Jesus was talking about lost people. He was comparing the joy I felt in finding my necklace to the joy all of Heaven feels when one lost person returns to God. I would imagine it, too, rivals the joy and smiles of the winners here in Vegas!
“Or suppose a woman has ten valuable silver coins and loses one. Won’t she light a lamp and look in every corner of the house and sweep every nook and cranny until she finds it? And when she finds it, she will call in her friends and neighbors to rejoice with her because she has found her lost coin.

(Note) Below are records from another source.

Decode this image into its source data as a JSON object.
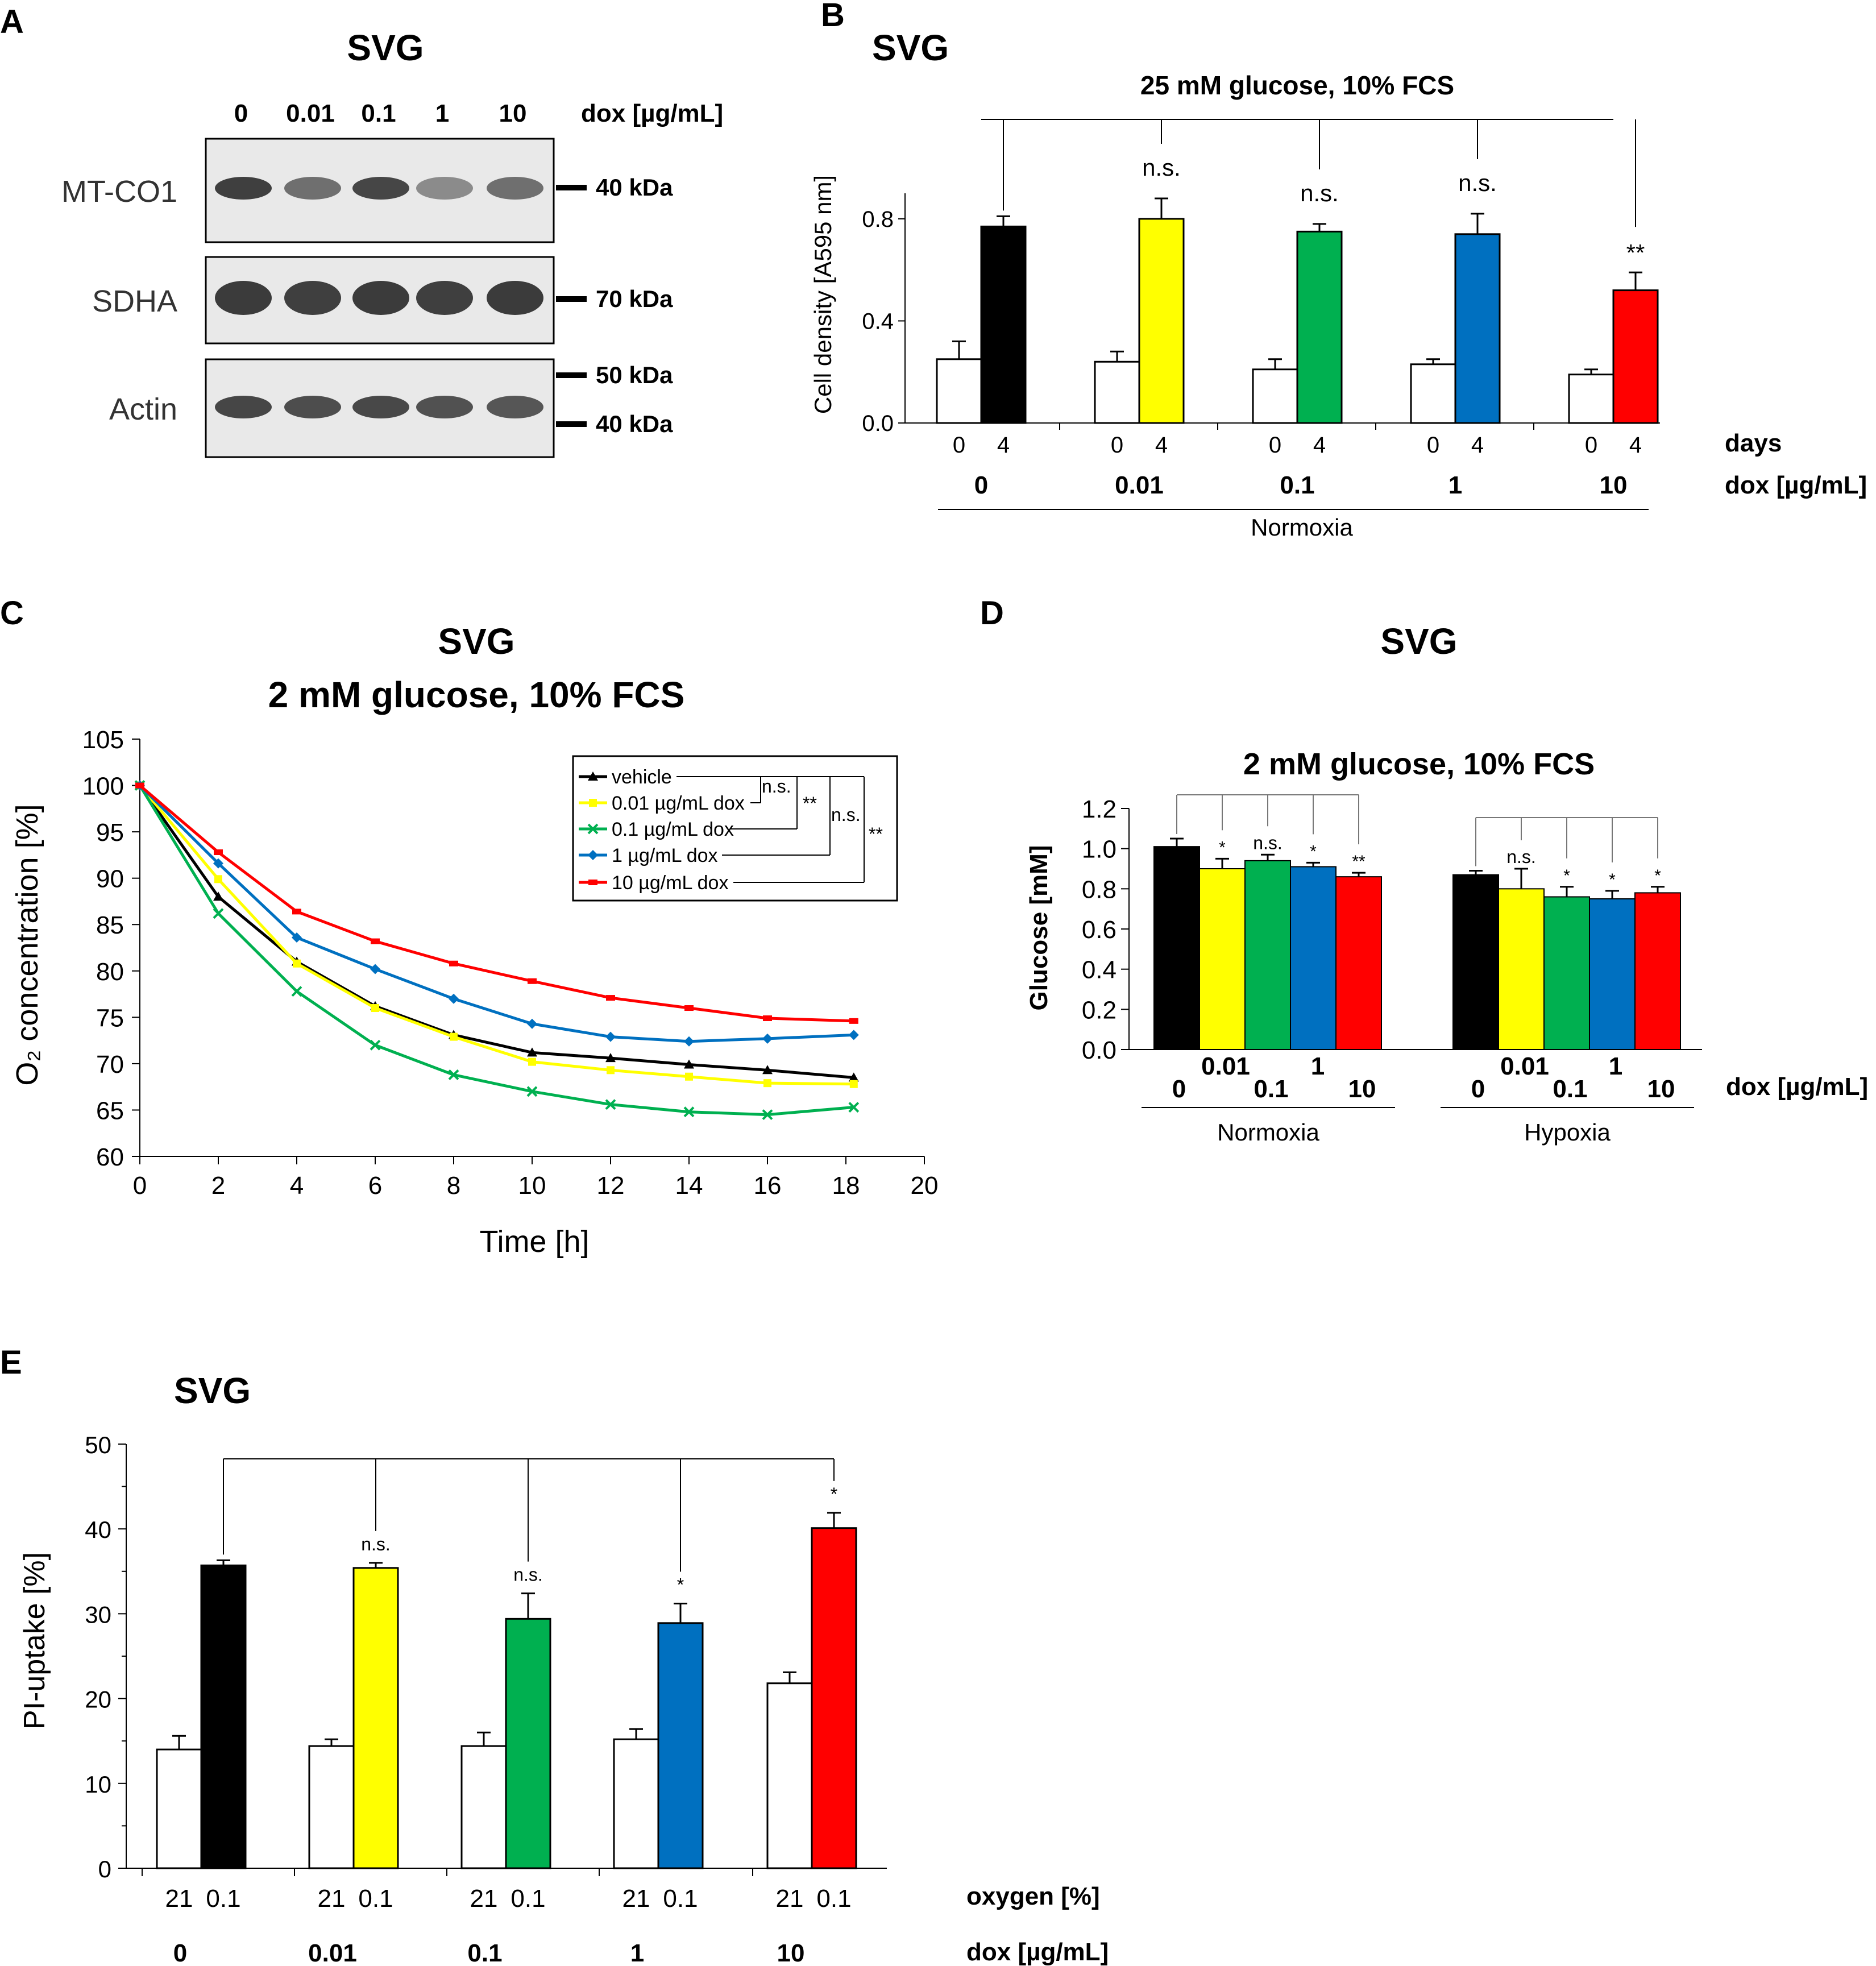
{
  "colors": {
    "black": "#000000",
    "yellow": "#ffff00",
    "green": "#00b050",
    "blue": "#0070c0",
    "red": "#ff0000",
    "white": "#ffffff",
    "blot_bg": "#e9e9e9"
  },
  "panel_a": {
    "letter": "A",
    "title": "SVG",
    "lanes": [
      "0",
      "0.01",
      "0.1",
      "1",
      "10"
    ],
    "lane_unit": "dox [µg/mL]",
    "blots": [
      {
        "name": "MT-CO1",
        "markers": [
          "40 kDa"
        ],
        "band_intensity": [
          0.95,
          0.6,
          0.9,
          0.4,
          0.6
        ]
      },
      {
        "name": "SDHA",
        "markers": [
          "70 kDa"
        ],
        "band_intensity": [
          0.98,
          0.95,
          0.98,
          0.95,
          0.98
        ]
      },
      {
        "name": "Actin",
        "markers": [
          "50 kDa",
          "40 kDa"
        ],
        "band_intensity": [
          0.9,
          0.85,
          0.88,
          0.82,
          0.78
        ]
      }
    ]
  },
  "chart_data": [
    {
      "panel": "B",
      "type": "bar",
      "title": "SVG",
      "subtitle": "25 mM glucose, 10% FCS",
      "xlabel": "",
      "ylabel": "Cell density [A595 nm]",
      "ylim": [
        0,
        0.9
      ],
      "yticks": [
        "0.0",
        "0.4",
        "0.8"
      ],
      "groups": [
        "0",
        "0.01",
        "0.1",
        "1",
        "10"
      ],
      "sub_categories": [
        "0",
        "4"
      ],
      "row_label_days": "days",
      "row_label_dox": "dox [µg/mL]",
      "group_label": "Normoxia",
      "series": [
        {
          "name": "day 0",
          "values": [
            0.25,
            0.24,
            0.21,
            0.23,
            0.19
          ],
          "errors": [
            0.07,
            0.04,
            0.04,
            0.02,
            0.02
          ]
        },
        {
          "name": "day 4",
          "values": [
            0.77,
            0.8,
            0.75,
            0.74,
            0.52
          ],
          "errors": [
            0.04,
            0.08,
            0.03,
            0.08,
            0.07
          ]
        }
      ],
      "significance": [
        "",
        "n.s.",
        "n.s.",
        "n.s.",
        "**"
      ]
    },
    {
      "panel": "C",
      "type": "line",
      "title": "SVG",
      "subtitle": "2 mM glucose, 10% FCS",
      "xlabel": "Time [h]",
      "ylabel": "O₂ concentration [%]",
      "xlim": [
        0,
        20
      ],
      "ylim": [
        60,
        105
      ],
      "xticks": [
        "0",
        "2",
        "4",
        "6",
        "8",
        "10",
        "12",
        "14",
        "16",
        "18",
        "20"
      ],
      "yticks": [
        "60",
        "65",
        "70",
        "75",
        "80",
        "85",
        "90",
        "95",
        "100",
        "105"
      ],
      "x": [
        0,
        2,
        4,
        6,
        8,
        10,
        12,
        14,
        16,
        18.2
      ],
      "series": [
        {
          "name": "vehicle",
          "color": "#000000",
          "marker": "triangle",
          "values": [
            100,
            88,
            81,
            76.2,
            73.1,
            71.2,
            70.6,
            69.9,
            69.3,
            68.5
          ]
        },
        {
          "name": "0.01 µg/mL dox",
          "color": "#ffff00",
          "marker": "square",
          "values": [
            100,
            89.9,
            80.8,
            76,
            72.9,
            70.2,
            69.3,
            68.6,
            67.9,
            67.8
          ]
        },
        {
          "name": "0.1 µg/mL dox",
          "color": "#00b050",
          "marker": "x",
          "values": [
            100,
            86.2,
            77.8,
            72,
            68.8,
            67,
            65.6,
            64.8,
            64.5,
            65.3
          ]
        },
        {
          "name": "1 µg/mL dox",
          "color": "#0070c0",
          "marker": "diamond",
          "values": [
            100,
            91.6,
            83.6,
            80.2,
            77,
            74.3,
            72.9,
            72.4,
            72.7,
            73.1
          ]
        },
        {
          "name": "10 µg/mL dox",
          "color": "#ff0000",
          "marker": "dash",
          "values": [
            100,
            92.8,
            86.4,
            83.2,
            80.8,
            78.9,
            77.1,
            76,
            74.9,
            74.6
          ]
        }
      ],
      "legend_position": "top-right",
      "legend_significance": [
        "n.s.",
        "**",
        "n.s.",
        "**"
      ]
    },
    {
      "panel": "D",
      "type": "bar",
      "title": "SVG",
      "subtitle": "2 mM glucose, 10% FCS",
      "xlabel": "dox [µg/mL]",
      "ylabel": "Glucose [mM]",
      "ylim": [
        0,
        1.2
      ],
      "yticks": [
        "0.0",
        "0.2",
        "0.4",
        "0.6",
        "0.8",
        "1.0",
        "1.2"
      ],
      "categories": [
        "0",
        "0.01",
        "0.1",
        "1",
        "10"
      ],
      "series": [
        {
          "name": "Normoxia",
          "values": [
            1.01,
            0.9,
            0.94,
            0.91,
            0.86
          ],
          "errors": [
            0.04,
            0.05,
            0.03,
            0.02,
            0.02
          ],
          "significance": [
            "",
            "*",
            "n.s.",
            "*",
            "**"
          ]
        },
        {
          "name": "Hypoxia",
          "values": [
            0.87,
            0.8,
            0.76,
            0.75,
            0.78
          ],
          "errors": [
            0.02,
            0.1,
            0.05,
            0.04,
            0.03
          ],
          "significance": [
            "",
            "n.s.",
            "*",
            "*",
            "*"
          ]
        }
      ]
    },
    {
      "panel": "E",
      "type": "bar",
      "title": "SVG",
      "xlabel": "",
      "ylabel": "PI-uptake [%]",
      "ylim": [
        0,
        50
      ],
      "yticks": [
        "0",
        "10",
        "20",
        "30",
        "40",
        "50"
      ],
      "groups": [
        "0",
        "0.01",
        "0.1",
        "1",
        "10"
      ],
      "sub_categories": [
        "21",
        "0.1"
      ],
      "row_label_oxygen": "oxygen [%]",
      "row_label_dox": "dox [µg/mL]",
      "series": [
        {
          "name": "21% oxygen",
          "values": [
            14,
            14.4,
            14.4,
            15.2,
            21.8
          ],
          "errors": [
            1.6,
            0.8,
            1.6,
            1.2,
            1.3
          ]
        },
        {
          "name": "0.1% oxygen",
          "values": [
            35.7,
            35.4,
            29.4,
            28.9,
            40.1
          ],
          "errors": [
            0.6,
            0.6,
            3,
            2.3,
            1.8
          ]
        }
      ],
      "significance": [
        "",
        "n.s.",
        "n.s.",
        "*",
        "*"
      ]
    }
  ]
}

In the same way, there is joy in Heaven when ever one sinner repents.” (Luke 15:8-10)
What a picture I now have of Jesus’s active love for recovering those who are currently lost or who have always been lost.
Of the worth He places on the unworthy, making us priceless.
Of the sadness He feels regarding those He loves that are lost.
Of Jesus’s never-ending, never-giving-up search of every grimy, gum-stained nook and cranny of the world, looking for whoever wants to be rescued by Him.
Of His uncontainable joy and celebration when He uncovers just one who will repent.
Of Jesus’s big, cheesy smile when He receives one of us who are lost and once again holds us close to His heart.